Robert Hooke’s principal work on astronomical instruments, 1674, including the clock-driven telescope and universal joint

Robert Hooke’s principal work on astronomical instruments, 1674, including the clock-driven telescope and universal joint

£6,500

Hooke's 'Animadversions on the first part of the Machina Coelestis ... together with an explication of some instruments made by Robert Hooke', 1674. Including Hooke's invention of the clock-driven telescope and the universal joint

Dimensions

212 x 158mm

Circa

1674

Country of manufacture

UK and Ireland

Categories: Early Technology, Scientific Books, Bookshop

Description

Animadversions on the first part of the Machina Coelestis of the honourable, learned, and deservedly famous astronomer Johannes Hevelius Consul of Dantzick; together with an explication of some instruments made by Robert Hooke, Professor of Geometry in Gresham College, and Fellow of the Royal Society, 1674.

 

4to, pp. [viii], 78 with three folding engraved plates.

 

 

First edition, very rare, of Hooke’s most confident and outspoken treatise on instrumentation, Animadversions, which derived from a lecture delivered at Gresham College on 11 December 1673 and was published the following year. “Animadversions started with a sustained and convincing exposure of the inadequacy of Hevelius’s astronomical instruments. Hooke pointed out that on the arc of a brass quadrant or sextant with a six-foot radius, a minute measured only a fiftieth of an inch, and a second a three-thousandth of an inch, which no man living could distinguish with his naked eye … Plainly, he argued, instruments could not be more accurate than their least accurate component, and all the care that Hevelius had devoted to marking the divisions on his instruments, refining his plumb lines, improving his sights and increasing the scale and rigidity of his quadrants counted for little, ‘since the power of distinguishing by the naked eye is that which bounds and limits all the other niceness [precision]’. In short, Hevelius’s instruments were no more accurate than those used by Tycho Brahe almost a hundred years earlier, and all his achievements were undermined by his use of plain sights. Nothing that Hevelius had written could explain his strange resistance to telescopic sights, whose value Hooke had painstakingly explained to him in the 1660s” (Inwood, The Man Who Knew Too Much (2002), p. 180).

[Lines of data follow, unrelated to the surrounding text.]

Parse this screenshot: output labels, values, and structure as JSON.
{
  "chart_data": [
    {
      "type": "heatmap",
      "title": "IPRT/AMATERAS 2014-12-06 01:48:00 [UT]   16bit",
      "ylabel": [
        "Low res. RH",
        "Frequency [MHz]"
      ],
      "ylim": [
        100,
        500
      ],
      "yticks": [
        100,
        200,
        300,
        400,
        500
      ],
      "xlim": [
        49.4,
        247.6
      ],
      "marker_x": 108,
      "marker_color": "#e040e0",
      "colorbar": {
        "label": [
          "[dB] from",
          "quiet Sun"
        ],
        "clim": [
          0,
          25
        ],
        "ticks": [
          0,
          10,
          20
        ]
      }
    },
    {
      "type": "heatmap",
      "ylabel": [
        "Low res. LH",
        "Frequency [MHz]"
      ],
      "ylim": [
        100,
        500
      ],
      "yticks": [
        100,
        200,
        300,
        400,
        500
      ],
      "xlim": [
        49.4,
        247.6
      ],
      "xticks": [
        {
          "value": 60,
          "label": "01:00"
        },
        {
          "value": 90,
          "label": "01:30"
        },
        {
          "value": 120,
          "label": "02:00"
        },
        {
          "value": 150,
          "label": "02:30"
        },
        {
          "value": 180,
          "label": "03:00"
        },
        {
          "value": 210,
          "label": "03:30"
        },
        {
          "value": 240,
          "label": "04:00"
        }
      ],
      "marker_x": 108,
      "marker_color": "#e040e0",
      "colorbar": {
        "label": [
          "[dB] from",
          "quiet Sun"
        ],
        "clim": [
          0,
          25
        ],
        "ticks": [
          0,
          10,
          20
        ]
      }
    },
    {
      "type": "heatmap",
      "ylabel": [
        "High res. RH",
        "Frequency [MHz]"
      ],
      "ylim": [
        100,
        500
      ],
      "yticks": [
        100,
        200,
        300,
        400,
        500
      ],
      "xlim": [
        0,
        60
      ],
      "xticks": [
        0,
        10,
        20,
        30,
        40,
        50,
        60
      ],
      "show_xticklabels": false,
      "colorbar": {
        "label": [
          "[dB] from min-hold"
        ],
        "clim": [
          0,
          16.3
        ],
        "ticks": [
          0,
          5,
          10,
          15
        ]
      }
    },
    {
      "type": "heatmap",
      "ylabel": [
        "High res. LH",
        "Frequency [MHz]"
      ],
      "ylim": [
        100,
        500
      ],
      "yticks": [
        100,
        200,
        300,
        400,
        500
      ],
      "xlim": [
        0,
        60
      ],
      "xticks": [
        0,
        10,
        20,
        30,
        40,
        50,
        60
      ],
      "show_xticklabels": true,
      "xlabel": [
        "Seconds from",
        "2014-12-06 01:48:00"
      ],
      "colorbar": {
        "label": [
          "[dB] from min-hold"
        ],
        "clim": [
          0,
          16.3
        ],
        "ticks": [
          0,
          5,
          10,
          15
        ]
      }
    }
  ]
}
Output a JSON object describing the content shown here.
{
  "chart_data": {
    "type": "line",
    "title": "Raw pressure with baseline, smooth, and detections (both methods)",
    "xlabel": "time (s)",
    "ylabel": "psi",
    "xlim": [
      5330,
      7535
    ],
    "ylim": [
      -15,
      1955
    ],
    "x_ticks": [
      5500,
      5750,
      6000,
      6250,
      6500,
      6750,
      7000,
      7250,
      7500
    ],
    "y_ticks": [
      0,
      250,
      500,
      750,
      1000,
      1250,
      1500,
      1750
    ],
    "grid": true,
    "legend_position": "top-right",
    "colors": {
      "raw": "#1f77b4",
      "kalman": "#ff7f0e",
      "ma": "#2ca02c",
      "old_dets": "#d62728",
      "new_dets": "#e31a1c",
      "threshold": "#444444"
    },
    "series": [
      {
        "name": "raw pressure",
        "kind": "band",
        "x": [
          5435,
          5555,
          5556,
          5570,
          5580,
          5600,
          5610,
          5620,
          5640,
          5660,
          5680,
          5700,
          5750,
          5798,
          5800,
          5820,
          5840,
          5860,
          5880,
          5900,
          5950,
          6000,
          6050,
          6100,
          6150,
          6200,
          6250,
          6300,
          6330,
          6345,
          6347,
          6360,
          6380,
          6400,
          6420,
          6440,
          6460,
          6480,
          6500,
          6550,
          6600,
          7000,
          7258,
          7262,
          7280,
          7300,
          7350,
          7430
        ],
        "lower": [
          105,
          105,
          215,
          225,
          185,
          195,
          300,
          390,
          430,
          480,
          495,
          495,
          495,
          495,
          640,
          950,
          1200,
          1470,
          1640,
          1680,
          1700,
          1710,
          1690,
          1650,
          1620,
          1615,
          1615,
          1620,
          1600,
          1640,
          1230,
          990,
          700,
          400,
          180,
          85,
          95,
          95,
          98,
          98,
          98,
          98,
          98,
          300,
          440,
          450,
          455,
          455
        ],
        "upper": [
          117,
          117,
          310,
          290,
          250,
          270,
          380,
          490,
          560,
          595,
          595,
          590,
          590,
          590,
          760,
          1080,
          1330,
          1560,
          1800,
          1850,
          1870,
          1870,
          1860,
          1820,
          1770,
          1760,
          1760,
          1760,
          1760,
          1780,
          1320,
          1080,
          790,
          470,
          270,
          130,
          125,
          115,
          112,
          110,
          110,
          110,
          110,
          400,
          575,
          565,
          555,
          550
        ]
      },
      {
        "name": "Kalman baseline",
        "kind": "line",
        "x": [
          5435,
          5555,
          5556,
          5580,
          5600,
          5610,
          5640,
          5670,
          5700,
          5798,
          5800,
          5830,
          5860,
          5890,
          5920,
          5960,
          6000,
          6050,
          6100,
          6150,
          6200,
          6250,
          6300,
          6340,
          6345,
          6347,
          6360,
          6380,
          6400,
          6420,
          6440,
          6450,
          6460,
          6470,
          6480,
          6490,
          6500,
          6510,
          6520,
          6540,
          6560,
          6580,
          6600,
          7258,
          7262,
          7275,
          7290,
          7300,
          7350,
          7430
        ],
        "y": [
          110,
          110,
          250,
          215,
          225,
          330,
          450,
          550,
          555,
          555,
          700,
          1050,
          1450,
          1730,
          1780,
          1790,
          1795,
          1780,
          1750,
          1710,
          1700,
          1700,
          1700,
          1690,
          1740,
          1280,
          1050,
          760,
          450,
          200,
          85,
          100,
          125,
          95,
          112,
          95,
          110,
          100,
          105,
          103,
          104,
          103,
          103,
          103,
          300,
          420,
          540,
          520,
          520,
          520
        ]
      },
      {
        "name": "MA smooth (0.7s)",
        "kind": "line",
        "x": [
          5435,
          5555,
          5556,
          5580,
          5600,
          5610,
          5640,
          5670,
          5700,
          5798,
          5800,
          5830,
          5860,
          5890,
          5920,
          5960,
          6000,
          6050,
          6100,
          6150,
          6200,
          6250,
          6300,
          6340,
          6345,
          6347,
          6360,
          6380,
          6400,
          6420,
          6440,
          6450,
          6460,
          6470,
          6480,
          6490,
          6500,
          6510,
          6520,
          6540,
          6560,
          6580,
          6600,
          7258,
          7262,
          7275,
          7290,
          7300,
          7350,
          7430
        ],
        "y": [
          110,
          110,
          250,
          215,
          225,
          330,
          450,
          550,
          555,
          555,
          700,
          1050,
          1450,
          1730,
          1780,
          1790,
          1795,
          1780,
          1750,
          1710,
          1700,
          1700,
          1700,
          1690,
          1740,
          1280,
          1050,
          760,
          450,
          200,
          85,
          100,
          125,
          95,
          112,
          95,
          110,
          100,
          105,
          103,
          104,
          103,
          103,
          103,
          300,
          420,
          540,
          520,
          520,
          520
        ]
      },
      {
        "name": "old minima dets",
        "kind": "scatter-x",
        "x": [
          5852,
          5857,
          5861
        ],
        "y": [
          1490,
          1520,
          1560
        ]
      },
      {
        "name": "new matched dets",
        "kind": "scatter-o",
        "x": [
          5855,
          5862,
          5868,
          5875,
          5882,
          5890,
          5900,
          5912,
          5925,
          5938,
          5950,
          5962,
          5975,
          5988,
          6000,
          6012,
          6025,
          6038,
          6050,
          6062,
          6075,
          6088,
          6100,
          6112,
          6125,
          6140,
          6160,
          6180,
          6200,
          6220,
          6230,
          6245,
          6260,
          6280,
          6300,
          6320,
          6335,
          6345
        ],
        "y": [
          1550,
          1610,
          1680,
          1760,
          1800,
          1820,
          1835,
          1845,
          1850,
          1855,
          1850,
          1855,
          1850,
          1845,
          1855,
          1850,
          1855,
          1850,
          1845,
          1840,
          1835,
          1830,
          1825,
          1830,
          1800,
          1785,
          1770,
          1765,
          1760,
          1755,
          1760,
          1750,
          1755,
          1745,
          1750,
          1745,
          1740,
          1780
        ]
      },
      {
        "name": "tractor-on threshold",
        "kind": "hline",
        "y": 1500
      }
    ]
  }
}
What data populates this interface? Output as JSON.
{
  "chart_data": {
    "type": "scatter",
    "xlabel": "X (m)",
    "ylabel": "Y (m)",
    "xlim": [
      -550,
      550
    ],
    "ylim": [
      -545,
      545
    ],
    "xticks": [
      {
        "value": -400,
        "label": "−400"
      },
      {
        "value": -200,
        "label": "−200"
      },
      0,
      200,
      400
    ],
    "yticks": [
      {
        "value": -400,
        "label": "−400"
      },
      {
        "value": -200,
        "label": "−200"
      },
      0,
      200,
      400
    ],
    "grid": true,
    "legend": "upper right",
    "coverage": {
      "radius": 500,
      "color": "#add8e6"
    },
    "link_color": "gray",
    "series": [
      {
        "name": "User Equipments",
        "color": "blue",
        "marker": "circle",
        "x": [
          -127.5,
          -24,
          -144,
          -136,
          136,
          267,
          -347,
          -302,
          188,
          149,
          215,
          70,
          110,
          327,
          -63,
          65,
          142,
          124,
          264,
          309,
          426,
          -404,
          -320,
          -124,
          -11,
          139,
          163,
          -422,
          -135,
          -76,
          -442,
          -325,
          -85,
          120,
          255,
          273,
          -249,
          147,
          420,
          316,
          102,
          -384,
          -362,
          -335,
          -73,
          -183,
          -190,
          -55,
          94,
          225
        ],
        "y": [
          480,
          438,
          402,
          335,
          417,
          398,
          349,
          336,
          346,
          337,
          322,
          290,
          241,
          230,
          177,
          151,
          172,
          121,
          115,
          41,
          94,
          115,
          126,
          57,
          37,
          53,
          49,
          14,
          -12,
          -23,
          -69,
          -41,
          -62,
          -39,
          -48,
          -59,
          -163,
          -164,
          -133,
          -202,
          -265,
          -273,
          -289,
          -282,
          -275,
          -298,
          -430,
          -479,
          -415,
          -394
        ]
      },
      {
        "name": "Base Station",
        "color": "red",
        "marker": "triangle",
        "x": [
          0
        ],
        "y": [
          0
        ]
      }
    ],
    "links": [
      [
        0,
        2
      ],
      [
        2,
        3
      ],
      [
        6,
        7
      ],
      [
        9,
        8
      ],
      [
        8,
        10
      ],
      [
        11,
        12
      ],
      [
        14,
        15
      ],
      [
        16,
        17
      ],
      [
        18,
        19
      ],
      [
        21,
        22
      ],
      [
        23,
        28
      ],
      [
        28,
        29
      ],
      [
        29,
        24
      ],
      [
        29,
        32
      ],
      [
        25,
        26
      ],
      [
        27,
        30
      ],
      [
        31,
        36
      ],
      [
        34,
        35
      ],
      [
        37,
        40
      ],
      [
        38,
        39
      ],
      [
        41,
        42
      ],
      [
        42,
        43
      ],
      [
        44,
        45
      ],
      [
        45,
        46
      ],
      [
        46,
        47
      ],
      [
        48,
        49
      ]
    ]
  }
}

As if to emphasize how outdated Hevelius’ instruments were, Hooke here describes one of his most remarkable inventions, his equatorial quadrant. “Hooke brilliantly exploited the unrivalled breadth of his mechanical and scientific experience, his much-criticized versatility, to devise an instrument that none of his contemporaries could have produced, and which anticipated features that would not become standard for 150 years. His equatorial quadrant brought together his work on conical pendulums and clockwork, his knowledge of spirit levels, his refinement of micrometer screws and eyepieces, his experience of telescopic sights and his invention of the reflecting quadrant, and combined these with two new and valuable mechanical devices for the transmission of rotary motion, the universal joint (or ‘Hooke Joint’) and the worm-wheel … He described a large iron quadrant, with a radius of about five feet, in which accuracy was achieved not only by telescopic sights and cross-thread micrometer eyepieces but by the clever use of a screw adjustment on the movable limb of the quadrant. Hooke had first described this perpetual screw device, which is still used in marine sextants, in a Royal Society meeting in March 1666. It could be used as a dividing engine, to mark the divisions of a quadrant with much greater precision than existing geometrical techniques. In explaining how a circle could be divided mechanically, using gearwheels instead of geometry and approximation, Hooke anticipated Jesse Ramsden’s work on dividing engines and other machine tools in the 1770s” (Inwood, pp. 182-4). The universal joint found numerous later applications, including by Henry Ford in the drive shafts of automobiles.

Rare Book Hub lists only one copy in the last 45 years, which realised £5,002 at Bloomsbury in 2013.

A very good copy bound in panelled calf in the style of the period. Text lightly browned with a few early marginal annotations (ink smudge to lower blank margin of one page).